Sandiganbayan caseload down 24 percent year-on-year


    THE Sandiganbayan yesterday warned government officials that the days of corruption cases “sleeping” for years and years in the court docket are gone.

    The yearend report released by the Sandiganbayan Records Office showed the court started 2020 with 3,981 pending cases, down 24 percent compared to 5,237 unresolved cases the year before – the lowest in four years.

    For the entire 2019, the anti-graft court’s seven divisions disposed of 1,114 cases.

    The Sandiganbayan has been consistently hitting case disposal north of the 1,000 mark in the past three years with 1,264 in 2017 and 1,075 in 2018 despite the passage in 2015 of Republic Act No. 10660 which created additional two divisions to speed up disposition of corruption cases against ranking public officials.

    Between 1995 to 2015, the previous five divisions averaged only 53 cases resolved for each month.

    Since adding two divisions in January 2016, the case disposal rate has jumped close to 80 cases per month.

    For 2019 alone, that number climbed several notches to just under 93 cases resolved per month.

    But the lower case load is not just attributable to the Sandiganbayan’s speed in conducting trial and rendering decisions. The low number of cases filed by the Office of the Ombudsman also played a part.

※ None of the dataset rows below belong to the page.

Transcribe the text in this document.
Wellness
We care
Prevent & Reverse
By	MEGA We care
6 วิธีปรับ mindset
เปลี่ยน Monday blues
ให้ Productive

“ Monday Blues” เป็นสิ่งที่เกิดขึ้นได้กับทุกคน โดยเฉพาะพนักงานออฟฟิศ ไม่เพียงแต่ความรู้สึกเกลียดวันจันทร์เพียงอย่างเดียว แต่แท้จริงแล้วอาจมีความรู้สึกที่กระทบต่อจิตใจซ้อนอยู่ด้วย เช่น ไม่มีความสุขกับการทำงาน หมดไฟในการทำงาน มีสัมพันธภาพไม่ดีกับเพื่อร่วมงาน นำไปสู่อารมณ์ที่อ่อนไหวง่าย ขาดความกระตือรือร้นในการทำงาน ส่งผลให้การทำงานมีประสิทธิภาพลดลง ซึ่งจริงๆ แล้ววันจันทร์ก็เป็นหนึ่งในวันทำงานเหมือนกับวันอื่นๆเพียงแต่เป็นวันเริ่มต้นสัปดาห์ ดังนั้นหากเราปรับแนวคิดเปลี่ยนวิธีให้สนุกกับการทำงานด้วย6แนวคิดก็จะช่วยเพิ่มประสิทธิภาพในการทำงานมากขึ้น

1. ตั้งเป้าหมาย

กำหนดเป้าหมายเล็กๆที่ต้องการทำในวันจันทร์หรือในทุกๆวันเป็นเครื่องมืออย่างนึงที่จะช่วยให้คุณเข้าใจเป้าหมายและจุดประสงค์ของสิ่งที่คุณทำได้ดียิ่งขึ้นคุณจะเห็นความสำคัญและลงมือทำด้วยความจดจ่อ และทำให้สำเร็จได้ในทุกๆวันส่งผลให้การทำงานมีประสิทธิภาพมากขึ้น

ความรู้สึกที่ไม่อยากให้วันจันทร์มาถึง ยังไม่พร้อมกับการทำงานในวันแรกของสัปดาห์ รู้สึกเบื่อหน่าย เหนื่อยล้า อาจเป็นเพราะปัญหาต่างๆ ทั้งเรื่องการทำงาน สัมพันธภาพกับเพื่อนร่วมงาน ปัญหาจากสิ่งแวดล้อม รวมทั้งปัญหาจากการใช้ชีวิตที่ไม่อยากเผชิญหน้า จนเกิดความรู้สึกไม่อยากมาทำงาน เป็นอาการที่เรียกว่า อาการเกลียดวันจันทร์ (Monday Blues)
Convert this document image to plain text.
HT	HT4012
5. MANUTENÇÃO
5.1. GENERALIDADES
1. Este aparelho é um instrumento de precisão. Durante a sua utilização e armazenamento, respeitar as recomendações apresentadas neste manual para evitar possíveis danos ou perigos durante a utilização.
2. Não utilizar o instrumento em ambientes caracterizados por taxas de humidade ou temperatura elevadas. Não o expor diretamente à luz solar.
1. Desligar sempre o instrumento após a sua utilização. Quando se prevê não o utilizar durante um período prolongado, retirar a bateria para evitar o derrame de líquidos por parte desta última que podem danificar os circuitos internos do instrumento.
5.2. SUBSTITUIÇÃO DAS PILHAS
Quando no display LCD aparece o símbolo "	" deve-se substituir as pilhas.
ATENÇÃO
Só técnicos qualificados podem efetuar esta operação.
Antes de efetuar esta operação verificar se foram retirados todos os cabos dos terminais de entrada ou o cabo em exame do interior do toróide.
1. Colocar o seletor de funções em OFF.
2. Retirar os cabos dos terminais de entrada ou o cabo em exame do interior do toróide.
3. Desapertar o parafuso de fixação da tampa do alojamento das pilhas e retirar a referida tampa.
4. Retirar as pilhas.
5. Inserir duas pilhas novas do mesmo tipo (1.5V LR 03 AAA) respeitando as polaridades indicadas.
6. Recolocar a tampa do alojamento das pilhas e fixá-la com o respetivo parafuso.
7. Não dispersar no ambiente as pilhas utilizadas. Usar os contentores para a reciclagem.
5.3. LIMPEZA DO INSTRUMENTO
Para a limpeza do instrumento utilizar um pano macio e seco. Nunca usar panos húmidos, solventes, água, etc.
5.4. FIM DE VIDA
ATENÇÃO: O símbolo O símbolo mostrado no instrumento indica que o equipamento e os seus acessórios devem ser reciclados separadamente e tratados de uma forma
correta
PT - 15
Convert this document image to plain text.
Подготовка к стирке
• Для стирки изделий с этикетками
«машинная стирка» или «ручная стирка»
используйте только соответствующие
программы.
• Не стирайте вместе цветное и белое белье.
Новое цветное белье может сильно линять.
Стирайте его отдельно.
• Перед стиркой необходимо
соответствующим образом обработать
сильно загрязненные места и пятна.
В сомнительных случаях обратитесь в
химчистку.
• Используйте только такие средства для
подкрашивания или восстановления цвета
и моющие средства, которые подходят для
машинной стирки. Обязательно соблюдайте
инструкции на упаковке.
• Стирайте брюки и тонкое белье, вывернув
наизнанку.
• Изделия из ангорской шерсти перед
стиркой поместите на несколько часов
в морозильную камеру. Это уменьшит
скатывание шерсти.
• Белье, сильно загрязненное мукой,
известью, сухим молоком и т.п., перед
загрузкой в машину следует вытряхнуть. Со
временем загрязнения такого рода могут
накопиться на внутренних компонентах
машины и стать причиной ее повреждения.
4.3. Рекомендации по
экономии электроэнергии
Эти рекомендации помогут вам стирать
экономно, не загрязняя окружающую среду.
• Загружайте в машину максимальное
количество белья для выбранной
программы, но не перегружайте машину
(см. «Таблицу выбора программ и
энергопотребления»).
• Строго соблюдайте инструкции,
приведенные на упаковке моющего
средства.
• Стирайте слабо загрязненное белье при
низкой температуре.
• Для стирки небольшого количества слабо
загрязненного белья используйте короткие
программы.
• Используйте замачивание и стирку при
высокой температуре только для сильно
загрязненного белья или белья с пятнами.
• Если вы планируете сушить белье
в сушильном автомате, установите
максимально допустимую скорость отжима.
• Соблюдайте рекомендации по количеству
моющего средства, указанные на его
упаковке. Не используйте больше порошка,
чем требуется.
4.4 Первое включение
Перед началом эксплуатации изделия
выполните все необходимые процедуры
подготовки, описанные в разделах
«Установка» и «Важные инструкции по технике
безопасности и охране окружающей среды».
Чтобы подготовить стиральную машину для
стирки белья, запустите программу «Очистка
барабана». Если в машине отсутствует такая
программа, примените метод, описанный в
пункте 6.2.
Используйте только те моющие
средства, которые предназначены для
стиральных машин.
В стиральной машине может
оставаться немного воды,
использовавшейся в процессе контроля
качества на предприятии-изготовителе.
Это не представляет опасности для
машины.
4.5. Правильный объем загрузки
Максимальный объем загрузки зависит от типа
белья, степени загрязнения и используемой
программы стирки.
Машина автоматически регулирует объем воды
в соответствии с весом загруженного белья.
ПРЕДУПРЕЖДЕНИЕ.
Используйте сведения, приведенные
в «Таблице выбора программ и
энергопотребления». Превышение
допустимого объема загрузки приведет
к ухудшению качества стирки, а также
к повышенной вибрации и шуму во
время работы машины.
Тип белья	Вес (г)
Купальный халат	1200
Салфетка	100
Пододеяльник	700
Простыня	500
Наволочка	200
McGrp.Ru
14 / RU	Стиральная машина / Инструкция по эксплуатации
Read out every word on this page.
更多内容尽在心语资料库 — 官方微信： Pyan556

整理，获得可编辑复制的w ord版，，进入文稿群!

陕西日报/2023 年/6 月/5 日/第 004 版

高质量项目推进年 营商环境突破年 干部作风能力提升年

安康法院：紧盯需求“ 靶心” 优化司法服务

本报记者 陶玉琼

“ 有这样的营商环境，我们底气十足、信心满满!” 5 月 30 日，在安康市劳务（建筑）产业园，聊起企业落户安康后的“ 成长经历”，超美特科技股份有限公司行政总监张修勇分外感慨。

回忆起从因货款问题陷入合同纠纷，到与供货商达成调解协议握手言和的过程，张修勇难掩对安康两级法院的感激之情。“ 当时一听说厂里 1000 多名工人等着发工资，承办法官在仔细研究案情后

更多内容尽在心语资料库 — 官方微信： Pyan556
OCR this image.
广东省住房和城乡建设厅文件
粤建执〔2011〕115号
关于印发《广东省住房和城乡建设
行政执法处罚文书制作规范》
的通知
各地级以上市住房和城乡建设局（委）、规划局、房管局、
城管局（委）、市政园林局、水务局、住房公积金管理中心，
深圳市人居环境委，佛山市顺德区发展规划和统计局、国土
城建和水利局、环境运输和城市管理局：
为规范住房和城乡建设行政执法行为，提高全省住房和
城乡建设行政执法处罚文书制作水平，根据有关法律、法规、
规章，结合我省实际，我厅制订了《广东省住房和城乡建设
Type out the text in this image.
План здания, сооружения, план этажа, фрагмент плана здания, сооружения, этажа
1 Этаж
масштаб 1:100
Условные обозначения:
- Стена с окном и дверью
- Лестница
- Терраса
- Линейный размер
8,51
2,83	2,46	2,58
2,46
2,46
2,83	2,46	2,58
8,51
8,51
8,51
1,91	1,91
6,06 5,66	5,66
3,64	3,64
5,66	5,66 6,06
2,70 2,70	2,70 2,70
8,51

For the whole of 2019, the Ombudsman only filed 198 cases – a 73-percent decline from 739 cases filed in 2018.

    It was the Sandiganbayan Fourth Division that stood out as 2019’s topnotcher in disposing the most number of cases with 236, followed closely by the Second Division at 233.
    The Fifth Division took is at no. 3 with 176 cases resolved, and the Third Division at no. 4 with 141 cases.

    The last three places were occupied by the Sixth Division (no. 5) with 120 cases, First Division (no. 6) with 106 cases, and Seventh Division (no. 7) with 102 cases.

    There were 228 public officials and private defendants convicted in 2019 against 224 acquittals and 110 who cases were dismissed.

    Out of the 228 convictions, 55 pleaded guilty to lesser offenses after securing plea bargain agreements with government prosecutors.